The parameter scale of Bailing Lightweight Edition is 16.8 billion, of which the activation parameters are 2.75 billion. The enhanced dock model has up to 290 billion parameters and 28.8 billion activation parameters. The performance of both models reaches the industry-leading level, especially the enhanced version. Its 300 billion parameter MoE model performs comparable to that of high-end Nvidia chip models when trained on low-performance devices using domestic GPUs.

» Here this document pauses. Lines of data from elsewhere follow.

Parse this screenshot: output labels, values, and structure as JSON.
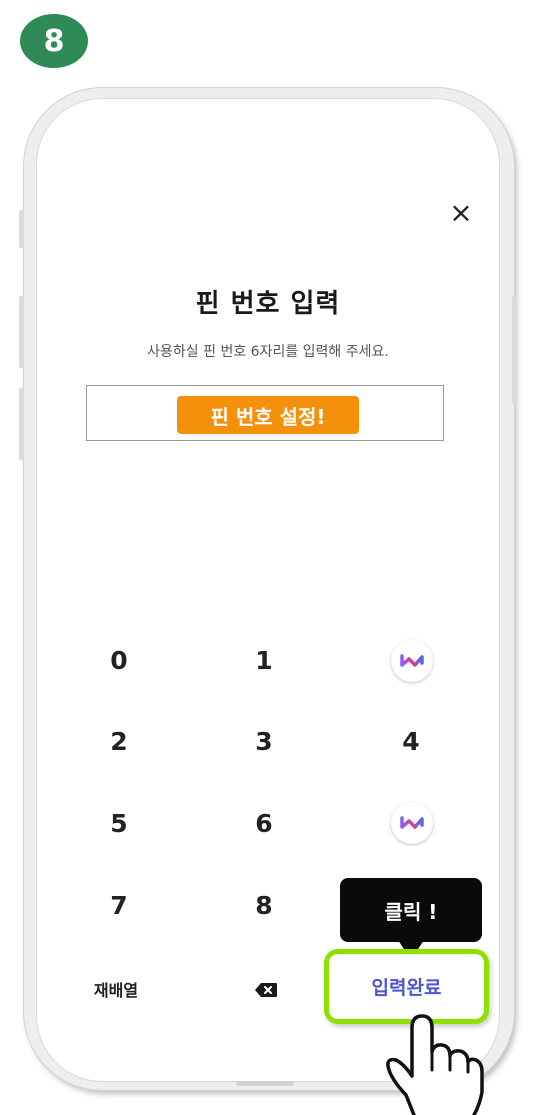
{
  "step_number": "8",
  "dialog": {
    "close_symbol": "×",
    "title": "핀 번호 입력",
    "subtitle": "사용하실 핀 번호 6자리를 입력해 주세요.",
    "pin_label": "핀 번호 설정!"
  },
  "keypad": {
    "keys": [
      "0",
      "1",
      "2",
      "3",
      "4",
      "5",
      "6",
      "7",
      "8"
    ],
    "rearrange_label": "재배열",
    "confirm_label": "입력완료",
    "logo_icon": "brand-logo-icon",
    "backspace_icon": "backspace-icon"
  },
  "annotation": {
    "tooltip": "클릭 !",
    "pointer_icon": "hand-pointer-icon",
    "highlight_color": "#8ee000"
  },
  "colors": {
    "badge": "#2e8a57",
    "pin_label_bg": "#f5900a",
    "confirm_text": "#4a55d2"
  }
}
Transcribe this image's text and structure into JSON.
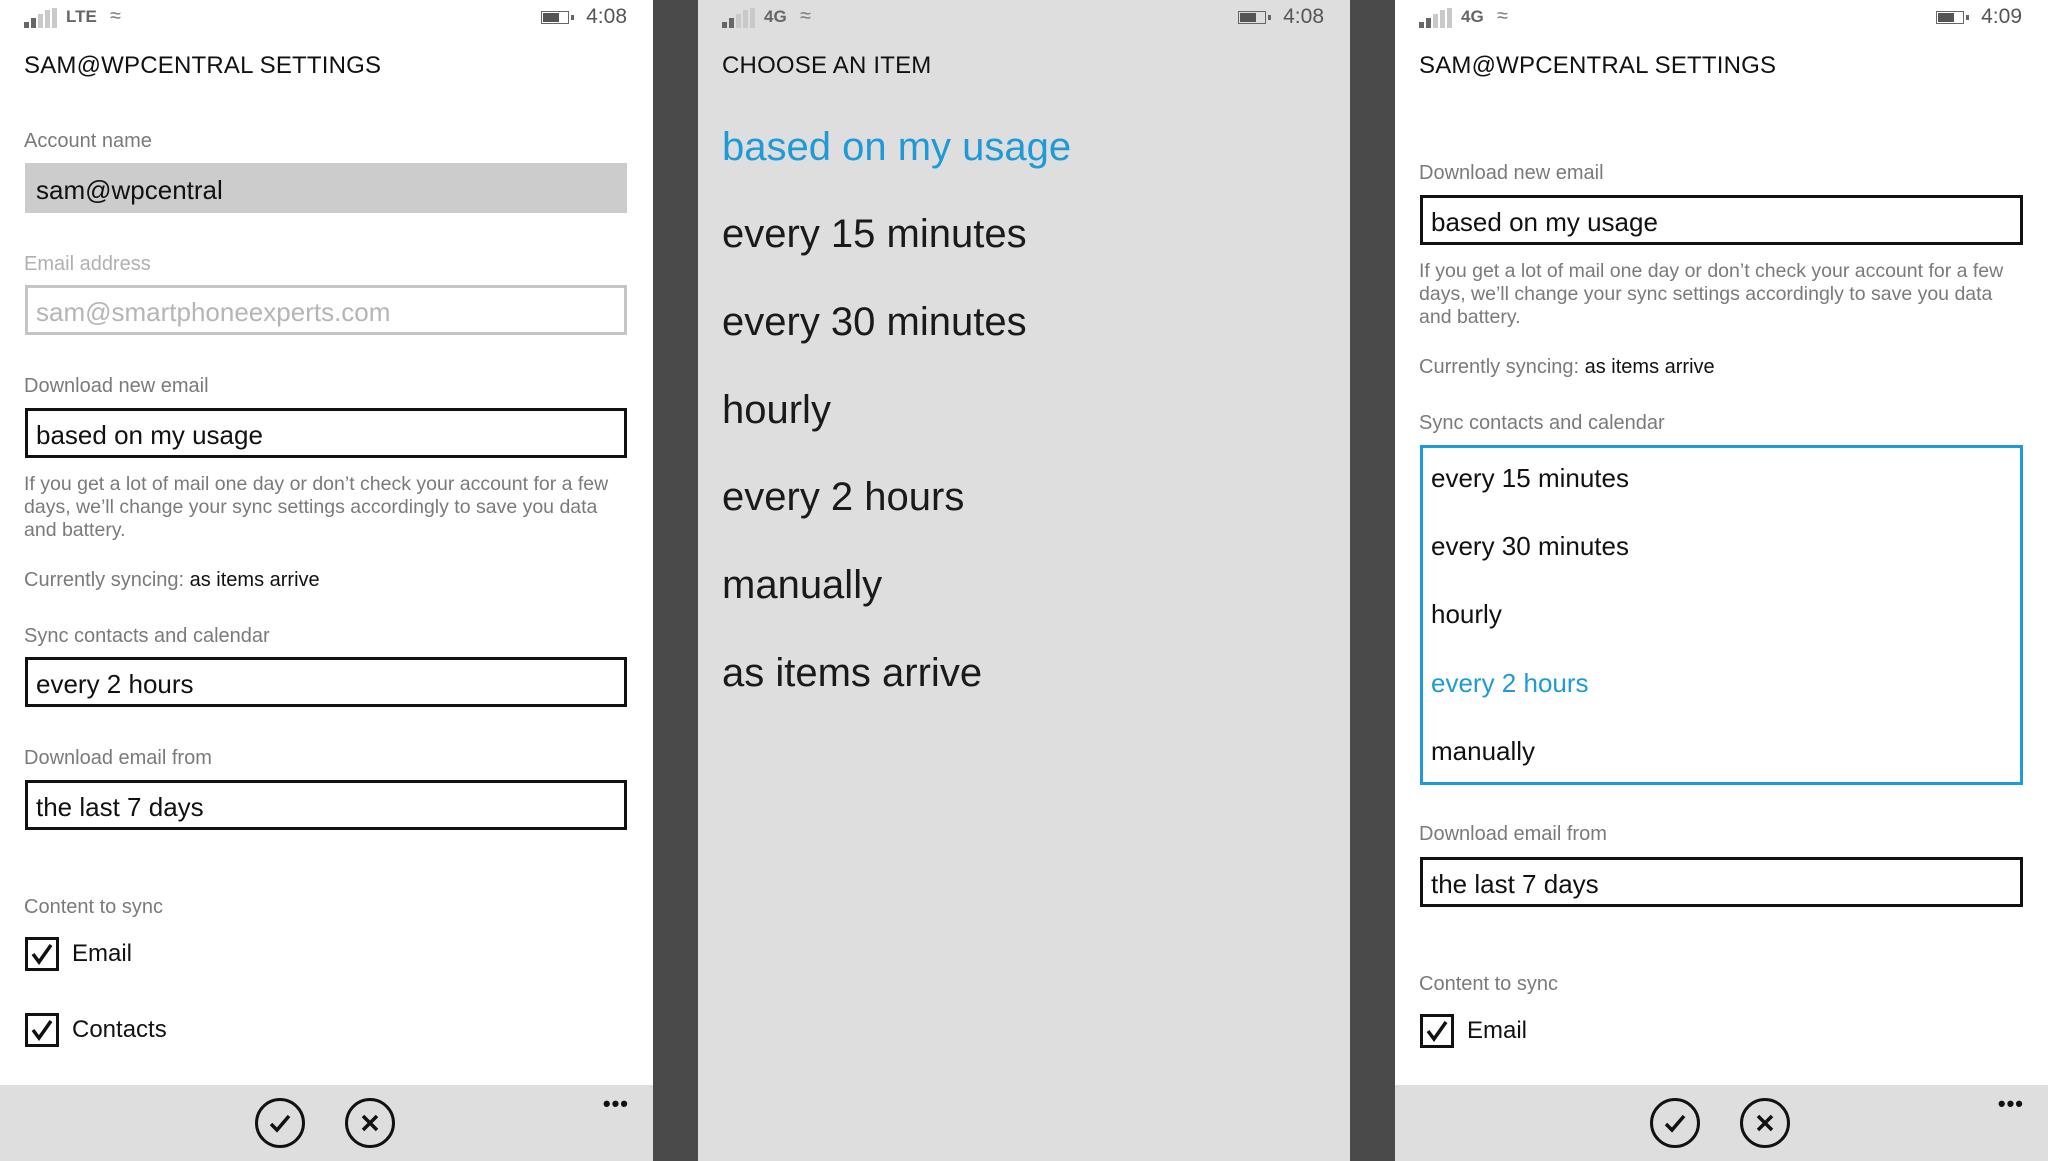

Typically, training of MoE models requires reliance on expensive high-performance GPUs, such as Nvidia's H100 and H800, which is not only expensive, but also limited by chip shortages, which affects its application in resource-limited environments. To this end, the Ant Group Ling team proposed a brand new goal - "not using advanced GPUs" to expand the model, breaking through resource and budget limitations. Their innovative training strategies include dynamic parameter allocation, mixed precision scheduling, and upgraded training exception handling mechanisms. These strategies effectively shorten interrupt response time, optimize model evaluation process, and compress validation cycles by more than 50%.
During the experiment, the Ling team conducted Ling-Plus pre-training on 9 trillion tokens. The results show that the cost of training a 1 trillion token using high-performance hardware configuration is about 6.35 million yuan, while after using Ant's optimization method, the training cost of low-spec hardware has been reduced to about 5.08 million yuan, saving nearly 20%. At the same time, the performance is comparable to Alibaba Tongyi Qwen2.5-72B-Instruct and DeepSeek-V2.5-1210-Chat.
If this technological achievement can be widely used, it will provide more cost-effective solutions for domestic large models, reduce dependence on Nvidia chips, and open up a new path for the future development of artificial intelligence.